Elder abuse ranges from abandonment or neglect to emotional or physical abuse. Another family member or a caregiver may be taking money from an older relative for personal gain. It’s estimated that approximately five million older adults are victims of abuse, yet only seven percent of these cases are reported.
The best way to prevent elder abuse is by recognizing the signs. To do that, you need to understand the different types.
Types of Elder Abuse
Financial exploitation is a biggie. Have your parents gotten a call saying they owe money to the IRS and will go to jail if they do not pay it right now? Did they fall for it? That’s one type of financial exploitation. A family member taking money from a savings account is another example.
Physical abuse is probably one you don’t need to be explained, but there’s also emotional abuse. Emotional abuse involves verbal threats and intimidation. Telling an older adult that they’ll be sent to a nursing home if they don’t stop crying is emotional abuse.
If an older adult is kept locked in a room or tied to a bed or chair to make life easier, it’s abuse. Confinement abuse cases can also be caused by refusing to allow friends or other family members from getting to see an older person.
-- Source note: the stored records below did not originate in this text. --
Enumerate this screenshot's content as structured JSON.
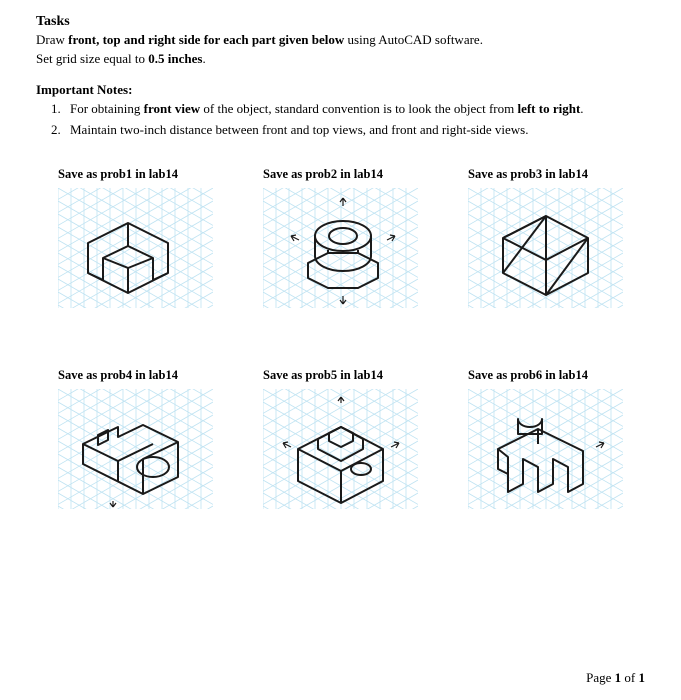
{
  "tasks": {
    "heading": "Tasks",
    "line1_pre": "Draw ",
    "line1_bold": "front, top and right side for each part given below",
    "line1_post": " using AutoCAD software.",
    "line2_pre": "Set grid size equal to ",
    "line2_bold": "0.5 inches",
    "line2_post": "."
  },
  "notes": {
    "heading": "Important Notes:",
    "item1_pre": "For obtaining ",
    "item1_b1": "front view",
    "item1_mid": " of the object, standard convention is to look the object from ",
    "item1_b2": "left to right",
    "item1_post": ".",
    "item2": "Maintain two-inch distance between front and top views, and front and right-side views."
  },
  "figs": {
    "f1": "Save as prob1 in lab14",
    "f2": "Save as prob2 in lab14",
    "f3": "Save as prob3 in lab14",
    "f4": "Save as prob4 in lab14",
    "f5": "Save as prob5 in lab14",
    "f6": "Save as prob6 in lab14"
  },
  "colors": {
    "grid": "#bfe3f2",
    "shape": "#1a1a1a"
  },
  "footer": {
    "pre": "Page ",
    "num": "1",
    "mid": " of ",
    "total": "1"
  }
}
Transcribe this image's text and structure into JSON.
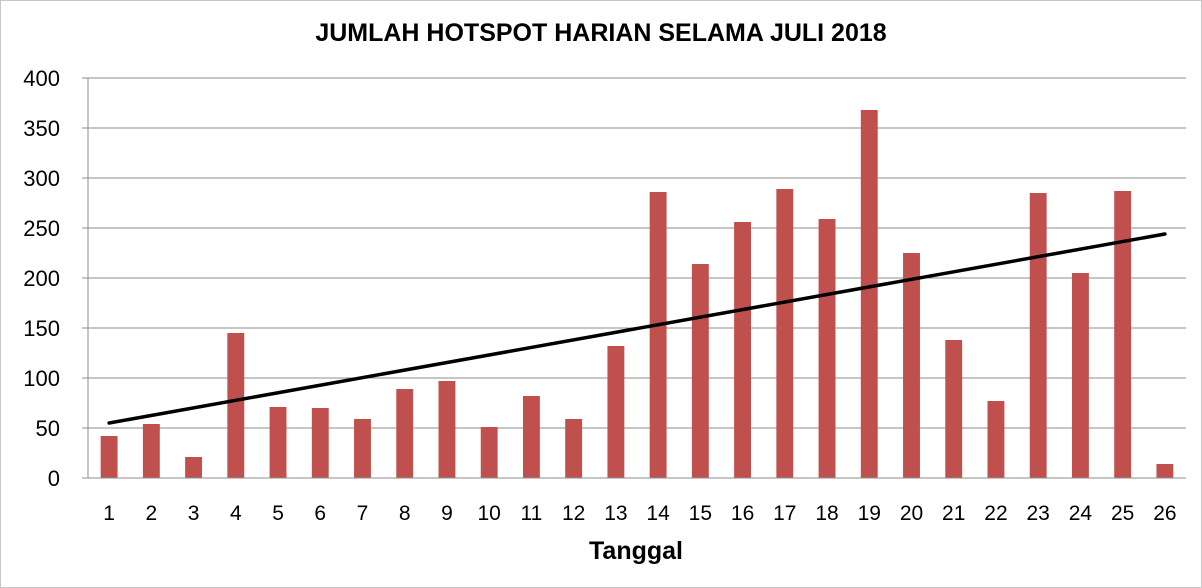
{
  "chart_data": {
    "type": "bar",
    "title": "JUMLAH HOTSPOT HARIAN SELAMA JULI 2018",
    "xlabel": "Tanggal",
    "ylabel": "",
    "categories": [
      "1",
      "2",
      "3",
      "4",
      "5",
      "6",
      "7",
      "8",
      "9",
      "10",
      "11",
      "12",
      "13",
      "14",
      "15",
      "16",
      "17",
      "18",
      "19",
      "20",
      "21",
      "22",
      "23",
      "24",
      "25",
      "26"
    ],
    "values": [
      42,
      54,
      21,
      145,
      71,
      70,
      59,
      89,
      97,
      51,
      82,
      59,
      132,
      286,
      214,
      256,
      289,
      259,
      368,
      225,
      138,
      77,
      285,
      205,
      287,
      14
    ],
    "ylim": [
      0,
      400
    ],
    "yticks": [
      0,
      50,
      100,
      150,
      200,
      250,
      300,
      350,
      400
    ],
    "grid": true,
    "bar_color": "#c0504d",
    "trendline": {
      "type": "linear",
      "color": "#000000",
      "start_value": 55,
      "end_value": 244
    }
  }
}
Deprivation and neglect are also forms of abuse. If a person deliberately denies food or necessary medications to an older adult to save money, it’s abuse. Neglect can be refusing to take an older adult to see a doctor, allowing an infection to go untreated, or refusing to arrange home care for a parent who needs help with daily activities.
How Can You Tell if Your Parent is a Victim of Elder Abuse?
Keep a close eye on your parents’ bank accounts. If there are transactions that they don’t remember making, investigate them. If you see frequent small cash withdrawals or transfers to another person, look into them.
Check for unexplained bruises, cuts, or scrapes. If you ask your mom or dad, they may not admit to how they happened. It may be tempting to install “granny cams” to see if your parents are being mistreated or abused, you do need to understand the legalities as secretly recording others without their permission can violate privacy laws.
When elder abuse is suspected, it’s best to take immediate action. Your mom or dad shouldn’t have to suffer because you’re not certain. Don’t let neglect or abuse progress if possible. If something tragic has happened, don’t dismiss it. Talk to an elder law attorney and ask about possible actions to protect your parent or keep it from happening to someone else.